Костя сжал кулаки и откинулся на спинку кресла.
– Не понимаю, – внезапно сказал он. – Это же дурость! Я…
– Когда ты последний раз видел Измайловых?
– Измайловых? – он растерянно пожал плечами. – Не помню. Кажется, дня два назад… нет, три, точно, три… Ты думаешь, они тоже…
– Я ничего не думаю. Теперь слушай: сейчас я схожу к ним, проверю. Телефон у них занят, так что, наверное, они дома, правда, я звонила давно… Пока меня не будет, вызови такси и собери что-нибудь из вещей – что успеешь. Я отвезу вас к своей матери – здесь вам нельзя оставаться. Если это делает кто-то из оставшихся, то он знает, где ты, и скоро сюда приедут. Они уже появились, как ты и предсказывал.

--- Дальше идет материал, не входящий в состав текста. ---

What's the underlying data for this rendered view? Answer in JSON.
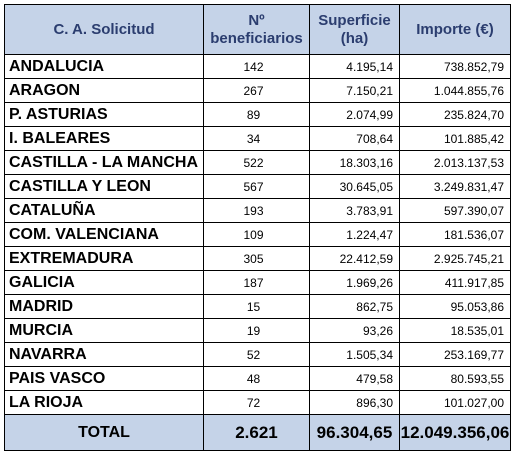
{
  "header": {
    "col1": "C. A. Solicitud",
    "col2_line1": "Nº",
    "col2_line2": "beneficiarios",
    "col3_line1": "Superficie",
    "col3_line2": "(ha)",
    "col4": "Importe (€)"
  },
  "rows": [
    {
      "region": "ANDALUCIA",
      "beneficiarios": "142",
      "superficie": "4.195,14",
      "importe": "738.852,79"
    },
    {
      "region": "ARAGON",
      "beneficiarios": "267",
      "superficie": "7.150,21",
      "importe": "1.044.855,76"
    },
    {
      "region": "P. ASTURIAS",
      "beneficiarios": "89",
      "superficie": "2.074,99",
      "importe": "235.824,70"
    },
    {
      "region": "I. BALEARES",
      "beneficiarios": "34",
      "superficie": "708,64",
      "importe": "101.885,42"
    },
    {
      "region": "CASTILLA - LA MANCHA",
      "beneficiarios": "522",
      "superficie": "18.303,16",
      "importe": "2.013.137,53"
    },
    {
      "region": "CASTILLA Y LEON",
      "beneficiarios": "567",
      "superficie": "30.645,05",
      "importe": "3.249.831,47"
    },
    {
      "region": "CATALUÑA",
      "beneficiarios": "193",
      "superficie": "3.783,91",
      "importe": "597.390,07"
    },
    {
      "region": "COM. VALENCIANA",
      "beneficiarios": "109",
      "superficie": "1.224,47",
      "importe": "181.536,07"
    },
    {
      "region": "EXTREMADURA",
      "beneficiarios": "305",
      "superficie": "22.412,59",
      "importe": "2.925.745,21"
    },
    {
      "region": "GALICIA",
      "beneficiarios": "187",
      "superficie": "1.969,26",
      "importe": "411.917,85"
    },
    {
      "region": "MADRID",
      "beneficiarios": "15",
      "superficie": "862,75",
      "importe": "95.053,86"
    },
    {
      "region": "MURCIA",
      "beneficiarios": "19",
      "superficie": "93,26",
      "importe": "18.535,01"
    },
    {
      "region": "NAVARRA",
      "beneficiarios": "52",
      "superficie": "1.505,34",
      "importe": "253.169,77"
    },
    {
      "region": "PAIS VASCO",
      "beneficiarios": "48",
      "superficie": "479,58",
      "importe": "80.593,55"
    },
    {
      "region": "LA RIOJA",
      "beneficiarios": "72",
      "superficie": "896,30",
      "importe": "101.027,00"
    }
  ],
  "total": {
    "label": "TOTAL",
    "beneficiarios": "2.621",
    "superficie": "96.304,65",
    "importe": "12.049.356,06"
  },
  "colors": {
    "header_bg": "#c5d3e8",
    "header_text": "#2b3d6f"
  }
}
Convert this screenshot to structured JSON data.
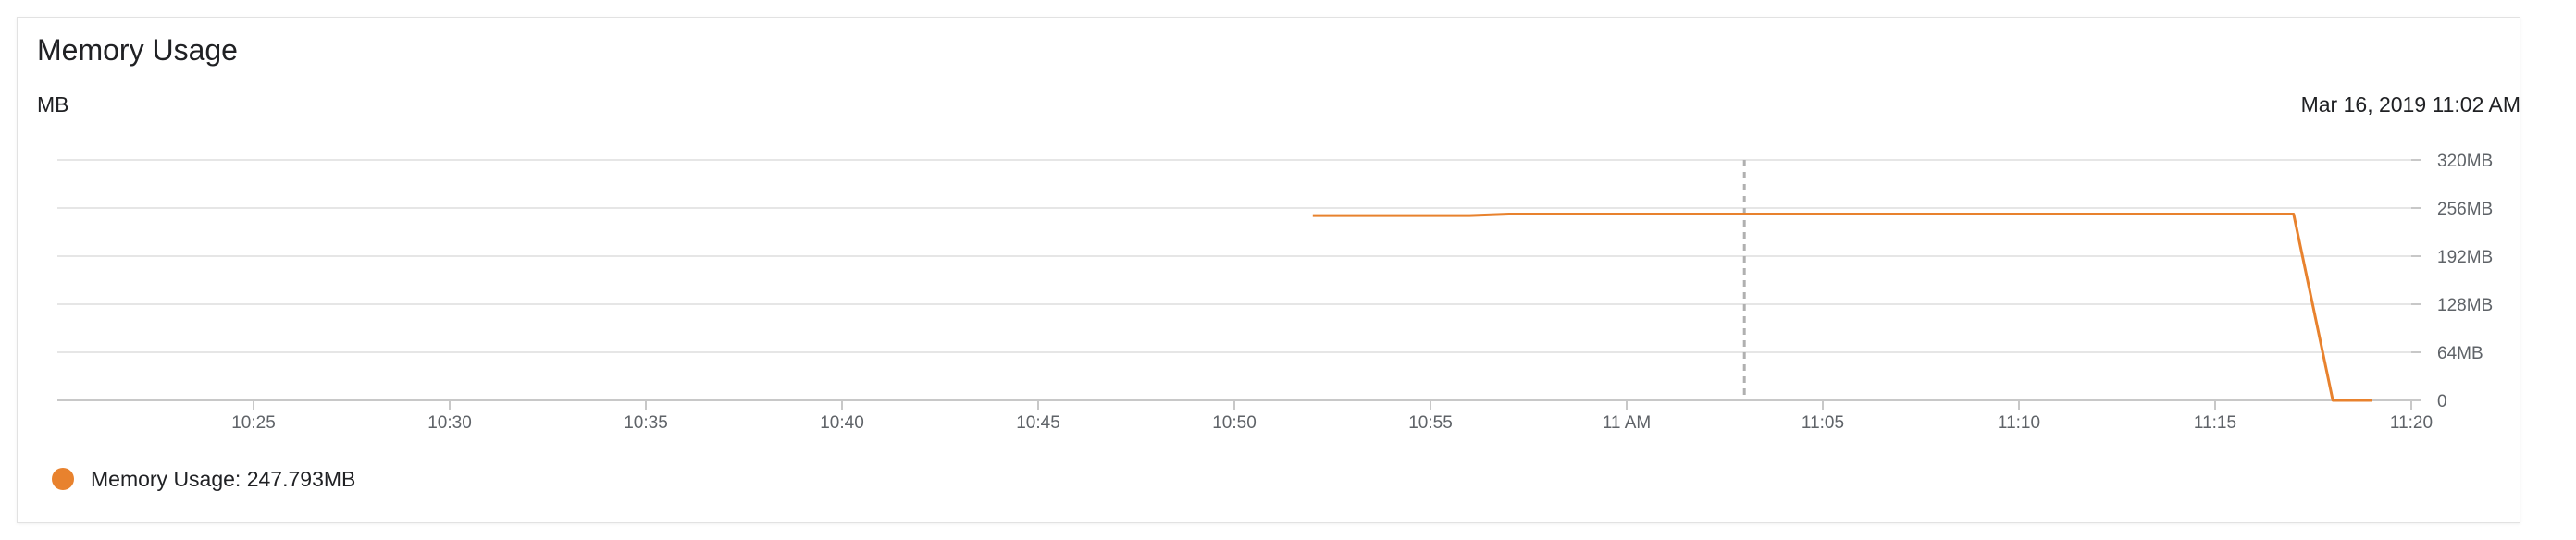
{
  "card": {
    "title": "Memory Usage",
    "unit_label": "MB",
    "hover_timestamp": "Mar 16, 2019 11:02 AM"
  },
  "legend": {
    "entry": "Memory Usage: 247.793MB",
    "color": "#e8822e"
  },
  "chart_data": {
    "type": "line",
    "title": "Memory Usage",
    "xlabel": "",
    "ylabel": "MB",
    "xlim": [
      "10:20",
      "11:20"
    ],
    "ylim": [
      0,
      320
    ],
    "x_ticks": [
      "10:25",
      "10:30",
      "10:35",
      "10:40",
      "10:45",
      "10:50",
      "10:55",
      "11 AM",
      "11:05",
      "11:10",
      "11:15",
      "11:20"
    ],
    "y_ticks": [
      "0",
      "64MB",
      "128MB",
      "192MB",
      "256MB",
      "320MB"
    ],
    "grid": true,
    "hover_time": "11:03",
    "series": [
      {
        "name": "Memory Usage",
        "color": "#e8822e",
        "x": [
          "10:52",
          "10:56",
          "10:57",
          "11:00",
          "11:05",
          "11:10",
          "11:15",
          "11:17",
          "11:18",
          "11:19"
        ],
        "y": [
          246,
          246,
          248,
          248,
          248,
          248,
          248,
          248,
          0,
          0
        ]
      }
    ]
  }
}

– Ты не можешь идти к Измайловым одна! – резко произнес Костя и ударил кулаками по ручкам кресла. – Мне бы сейчас встать! Не смей к ним ходить, слышишь?! Это глупо!
– Да, глупо. Но я должна… может, им нужна моя помощь. А вы собирайтесь – времени в обрез. Послушай меня, ладно?! И присматривай за картиной.
– Наташка!
Не оглядываясь, она взяла пакет и вышла из комнаты. Помедлив, зашла на кухню, кое-как прибранную Ниной Федоровной, и взяла из ящика один из ножей, сама не зная зачем – вряд ли она сможет воткнуть его в кого-нибудь из Измайловых, даже если они на нее бросятся. Попутно она заметила, что рука у нее не дрожит. Это было хорошо. Но ненормально.
Выйдя на улицу, Наташа мгновенно замерзла – тонкая кожаная курточка и легкие брюки были плохой защитой от поднявшегося колючего ветра. Стуча зубами, она побежала к дому Измайловых, слегка склоняясь набок – спина давала о себе знать.
Из дома по-прежнему не доносилось ни звука, только настойчиво царапались в стены и стекла тонкие ветви окружавших его вишен, в окнах было темно, и от них веяло каким-то тихим спокойствием – казалось, в доме мирно спят, и с минуту Наташа нерешительно топталась возле запертой глухой калитки. Потом она оглядела забор, увитый густыми зарослями ежевики и нашла местечко, где заросли были пореже. По ту сторону как раз напротив росло ореховое деревце. Наташа протолкнула свой пакет в щель, кое-как взобралась по забору, оставляя на цепких колючках клочки одежды, перебралась на ветку ореха и по стволу осторожно спустилась на землю. Под каблуком звонко хрустнула сухая веточка, и Наташа застыла, оглядываясь, потом медленно пошла к дому.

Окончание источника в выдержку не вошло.